Yes. Host machine screen pixel size and bit/color depth values.

In a Qubes VM/AnonVM one can run:

printenv

and get H=height, W=width, D=depth as the host machine's actual hardware 
display.

or install something like "hardinfo" package to view in GUI

It's yet another hardware fingerprint value that is semi-unique to the 
user's configuration.

VirtualBox + Whonix, for example, on purpose for a privacy/anonymity 
optimized environment, has a default universal/generic screen size 
setting of 1024x768.

And same 1024x768 universal/generic screen size exists with the original 
Qubes + Whonix HVM port.

>> Not as bad of an attribute as the host's
>> unique CPU info, but still would be best to make use of the fixed
>> single windowing for AnonVMs so this could be generic.
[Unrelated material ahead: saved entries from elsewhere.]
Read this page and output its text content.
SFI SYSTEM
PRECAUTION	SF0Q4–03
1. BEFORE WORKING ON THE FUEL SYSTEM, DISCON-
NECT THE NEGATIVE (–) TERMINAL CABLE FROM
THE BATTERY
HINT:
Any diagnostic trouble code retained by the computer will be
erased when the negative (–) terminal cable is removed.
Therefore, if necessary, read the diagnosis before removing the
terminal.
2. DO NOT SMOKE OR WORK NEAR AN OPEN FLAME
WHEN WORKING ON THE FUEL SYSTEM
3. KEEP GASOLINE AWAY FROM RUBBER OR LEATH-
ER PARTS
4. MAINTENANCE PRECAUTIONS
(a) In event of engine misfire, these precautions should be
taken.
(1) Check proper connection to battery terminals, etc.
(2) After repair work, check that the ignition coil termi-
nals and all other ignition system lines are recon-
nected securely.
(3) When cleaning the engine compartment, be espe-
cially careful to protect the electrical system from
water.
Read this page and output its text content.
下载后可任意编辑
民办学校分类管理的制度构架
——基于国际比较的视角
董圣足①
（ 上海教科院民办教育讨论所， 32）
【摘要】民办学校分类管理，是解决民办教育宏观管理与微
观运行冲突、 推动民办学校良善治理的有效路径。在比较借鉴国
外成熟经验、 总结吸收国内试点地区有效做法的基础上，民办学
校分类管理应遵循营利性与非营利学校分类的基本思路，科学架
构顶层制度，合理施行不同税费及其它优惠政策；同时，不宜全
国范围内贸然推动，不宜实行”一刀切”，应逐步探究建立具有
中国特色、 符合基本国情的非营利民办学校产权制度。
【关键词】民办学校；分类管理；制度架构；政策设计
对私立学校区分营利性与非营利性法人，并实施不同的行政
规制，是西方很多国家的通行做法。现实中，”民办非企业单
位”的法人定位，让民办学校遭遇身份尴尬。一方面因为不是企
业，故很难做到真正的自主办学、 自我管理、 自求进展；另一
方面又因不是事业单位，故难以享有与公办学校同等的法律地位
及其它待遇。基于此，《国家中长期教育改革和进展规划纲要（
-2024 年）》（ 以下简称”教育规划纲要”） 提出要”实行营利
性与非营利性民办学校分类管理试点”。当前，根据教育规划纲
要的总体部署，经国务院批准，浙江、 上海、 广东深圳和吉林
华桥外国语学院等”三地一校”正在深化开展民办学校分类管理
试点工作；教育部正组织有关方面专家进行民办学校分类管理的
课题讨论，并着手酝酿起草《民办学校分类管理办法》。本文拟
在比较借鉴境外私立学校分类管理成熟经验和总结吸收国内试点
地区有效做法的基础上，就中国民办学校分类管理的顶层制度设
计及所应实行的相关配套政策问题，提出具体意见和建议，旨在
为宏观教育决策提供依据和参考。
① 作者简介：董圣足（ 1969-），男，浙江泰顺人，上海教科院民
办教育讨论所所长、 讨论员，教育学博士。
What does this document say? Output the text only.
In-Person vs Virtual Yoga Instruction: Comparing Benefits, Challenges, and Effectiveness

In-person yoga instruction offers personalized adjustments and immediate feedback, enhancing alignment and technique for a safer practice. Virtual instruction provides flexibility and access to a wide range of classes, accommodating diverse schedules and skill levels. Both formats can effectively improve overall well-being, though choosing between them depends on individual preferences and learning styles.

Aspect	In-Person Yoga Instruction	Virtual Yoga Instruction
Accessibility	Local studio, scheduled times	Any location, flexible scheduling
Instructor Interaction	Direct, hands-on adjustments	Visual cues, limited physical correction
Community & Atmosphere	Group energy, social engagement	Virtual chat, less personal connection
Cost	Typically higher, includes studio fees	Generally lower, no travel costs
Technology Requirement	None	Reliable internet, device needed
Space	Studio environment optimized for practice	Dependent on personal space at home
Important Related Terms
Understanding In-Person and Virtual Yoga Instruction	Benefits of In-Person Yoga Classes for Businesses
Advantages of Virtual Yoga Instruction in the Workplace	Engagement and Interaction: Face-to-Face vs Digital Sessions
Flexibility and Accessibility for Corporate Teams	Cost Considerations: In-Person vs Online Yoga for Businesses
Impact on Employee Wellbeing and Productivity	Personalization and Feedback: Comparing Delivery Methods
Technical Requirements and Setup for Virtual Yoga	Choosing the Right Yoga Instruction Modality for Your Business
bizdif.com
Maybe both
>> seamless and non-seamless windowing options could be offered for
>> Whonix-Workstation HVM template, since some people hate
>> non-seamless.
>> 
> 
>> 
>> 
>>> Let me also point out the already discussed-multiple-times topic of
>>> potential covert channels between cooperative VMs, which might also 
>>> be
>>> potentially exploited in some scenarios to fingerprint user 
>>> environment.
>>> That is more difficult to address on PC architecture though, but some
>>> work on Xen-level is nevertheless very welcome (see #817).
>> 
>> 
>> Yes. I have read through some of your stuff on covert channels in the
>> past, including in the original Qubes architecture spec doc.
>> 
>> Just read through the thread linked in Qubes ticket #817 from 2014. 
>> Good
>> stuff.
>> 
>> 
>> 
>> WhonixQubes
>> 
>> 
> 
> joanna.

WhonixQubes